Observations of nighttime lights are reaching their sunset at NCEI. The product, along with several others from the Visible Infrared Imaging Radiometer Suite (VIIRS) satellite instrument, move to a new home this year in public higher education.
The products to be retired by NOAA NCEI in Fall 2019 include:
- Annual, Monthly, and Daily Global Nighttime Lights
- VIIRS Nightfire - Nighttime Detection and Characterization of Combustion Sources
- VIIRS Boat Detection
- VIIRS Gas Flaring
These products, based on VIIRS observations, will continue to be publicly available through the academic sector at the Colorado School of Mines, a public university in Golden, Colorado. Ongoing data should be available through the university’s Payne Institute for Public Policy. Currently, neither NCEI nor NOAA maintain an affiliation with the university and assume no responsibility for the quality or servicing of the information. New data through the NOAA website will be ceased in October though archived historic products will continue to be available. Nighttime lights posters by NOAA will be discontinued as well.

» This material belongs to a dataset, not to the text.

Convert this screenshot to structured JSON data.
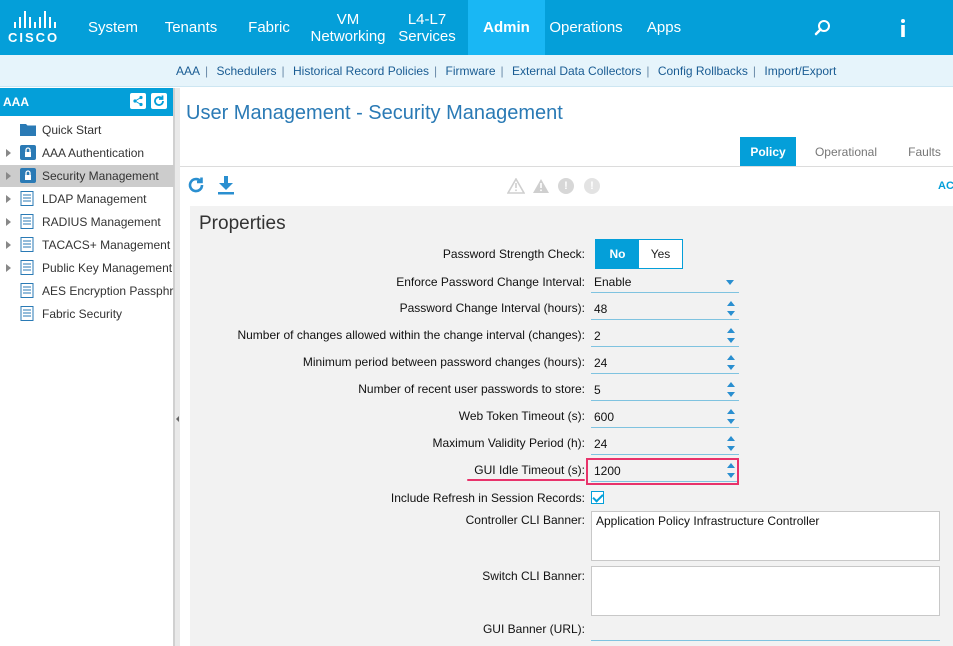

History of Earth Observation Group
NCEI’s EOG, supported by the Cooperative Institute for Research in Environmental Sciences (CIRES), started working in 1994 with Defense Meteorological Satellite Program (DMSP) data collected by the U.S. Air Force Weather Agency. Since then, the group has produced a time series of annual cloud-free composites of nighttime lights, first with the DMSP and more recently using VIIRS imagery. The DMSP and VIIRS data products included free and fee-for-use products. EOG has specialized primarily in worldwide nighttime observations of lights and combustion sources, such as global gas flaring observed from space.